Avançando na justificativa da Lei, lemos que “de acordo com o Padre Júlio Lancelloti, da Pastoral do Povo de Rua, a crise econômica se agravou, o desemprego disparou, a inflação subiu e, nesse período, a política pública para essa população continuou a mesma“.
É verdade, seu padre. Mas também continuaram na mesma o gasto público excessivo que gera a inflação que joga os pobres na rua, para não falar do Pacto Ouroboros que força as pessoas a nascerem sob a maldição deste mundo. O senhor padre e a sua igreja já fizeram a sua parte para conscientizar as autoridades e o público em geral a respeito, ou preferem, como os governos, que o problema continue e piore indefinidamente, de modo que suas respectivas ocupações estejam garantidas?
Por fim se fala da criminalização da “aporofobia”, que é basicamente o medo de pobre. Este é um neologismo cunhado por uma filósofa chamada Adela Cortina. Não tenho problemas com neologismos. Mas é necessário criminalizar medos, quando as ações de violência e agressão de todos os modos já são tipificados no Código Penal? Gostaria que a filósofa explicasse o sentido de se classificar um medo humano como crime. Aliás, mesmo a criminalização do ódio requer explicação, se você pensar bem, friamente, desde que se faça a distinção entre o que é o ódio como sentimento que é propriedade da instância individual da consciência humana, e o que é uma ação ou manifestação gerada a partir do ódio.
Em suma, me parece que além do lixo de sempre, que é o aumento da burocracia e a disseminação da guerra de classes, a idéia do governo é cadastrar toda a população no seu sistema.

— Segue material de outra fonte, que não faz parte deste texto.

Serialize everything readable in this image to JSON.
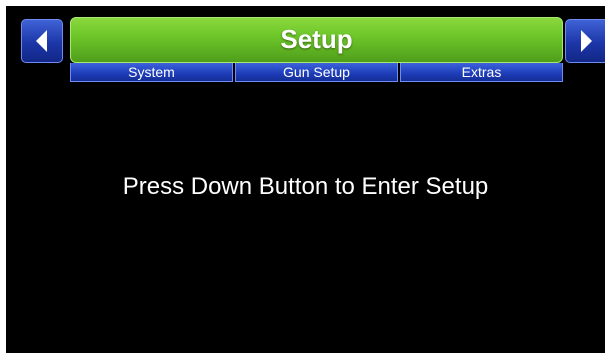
{
  "header": {
    "title": "Setup",
    "left_nav_icon": "arrow-left-icon",
    "right_nav_icon": "arrow-right-icon"
  },
  "tabs": [
    {
      "label": "System"
    },
    {
      "label": "Gun Setup"
    },
    {
      "label": "Extras"
    }
  ],
  "main": {
    "message": "Press Down Button to Enter Setup"
  },
  "colors": {
    "screen_background": "#000000",
    "title_bar_green": "#6ec72a",
    "button_blue": "#1d3cb8",
    "text": "#ffffff"
  }
}
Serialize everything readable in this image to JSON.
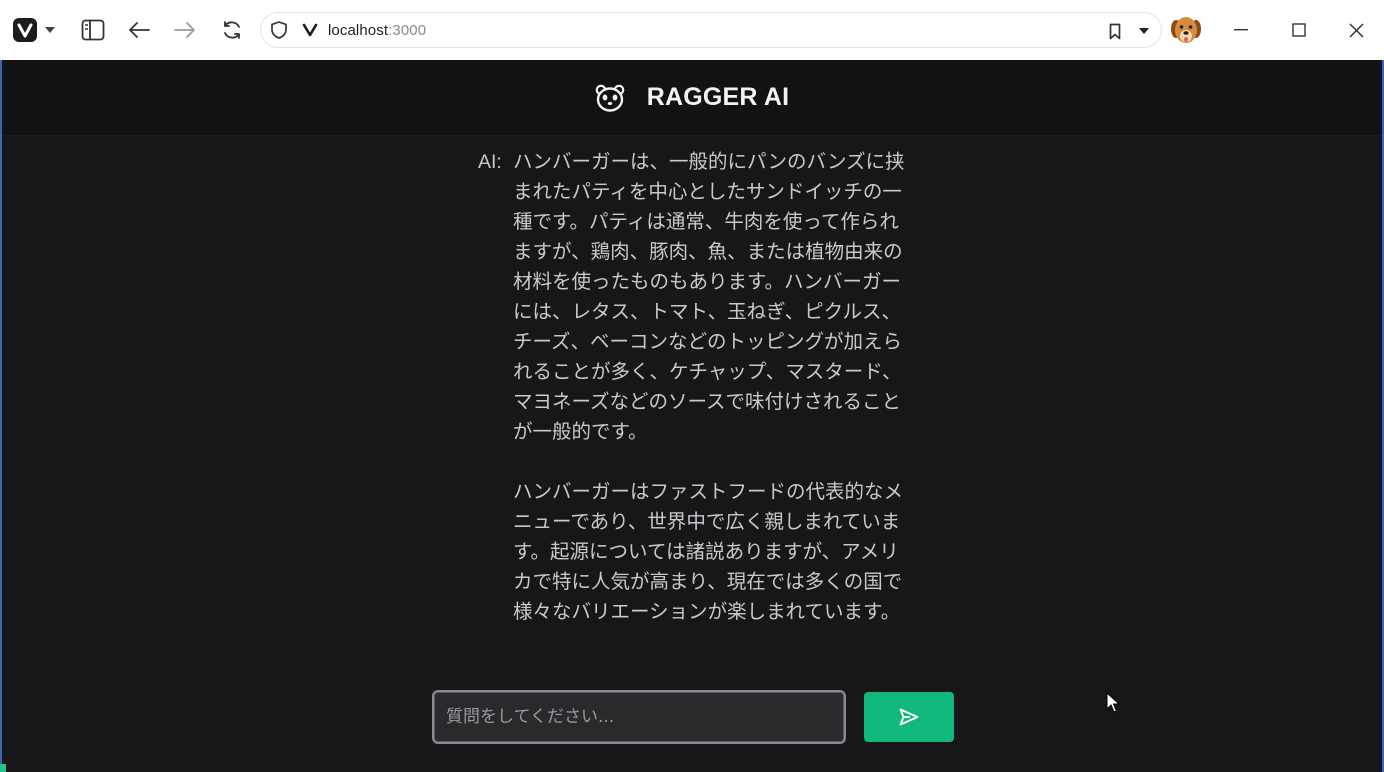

Falando dos fatos, a causa remota mais poderosa que produz a situação dos moradores de rua é o Pecado Original, o Pacto Ouroboros. Quem se abstém de participar desse primeiro crime dispensa todos os seus possíveis descendentes de viver neste tipo de situação. Essa é a solução mais poderosa, sempre: a imitação de Cristo.
Por que os socialistas e padres, tão interessados no combate à pobreza e à miséria, não divulgam a libertação da descendência como idéia cristã e humanitária? Porque não podem, porque fazem parte da escravidão das futuras gerações aos seus próprios interesses políticos e religiosos.
Essa é a questão.
As causas mais próximas que produzem a situação dos moradores de rua são as econômicas, onde o governo ajudaria muito se não sobrecarregasse a população mais carente com o abusivo imposto inflacionário, além de questões diversas como: acidentes, doenças mentais, abuso de álcool e/ou drogas, e desentendimentos familiares, principalmente separação de casais e abandono de menores.
Até onde eu sei, por já ter pesquisado algo do assunto antes, o que o morador de rua mais precisa, além de abrigo obviamente, é dinheiro (mais do que comida), segurança para manter sua propriedade privada, e acesso roupas limpas e secas, principalmente meias.
Imagino que se o governo quisesse mesmo ajudar a esta população, ao invés de criar soluções inchadas e impossíveis, poderia atacar essas questões específicas com o financiamento da iniciativa privada.
Mas quem sou eu diante da intelligentsia nacional?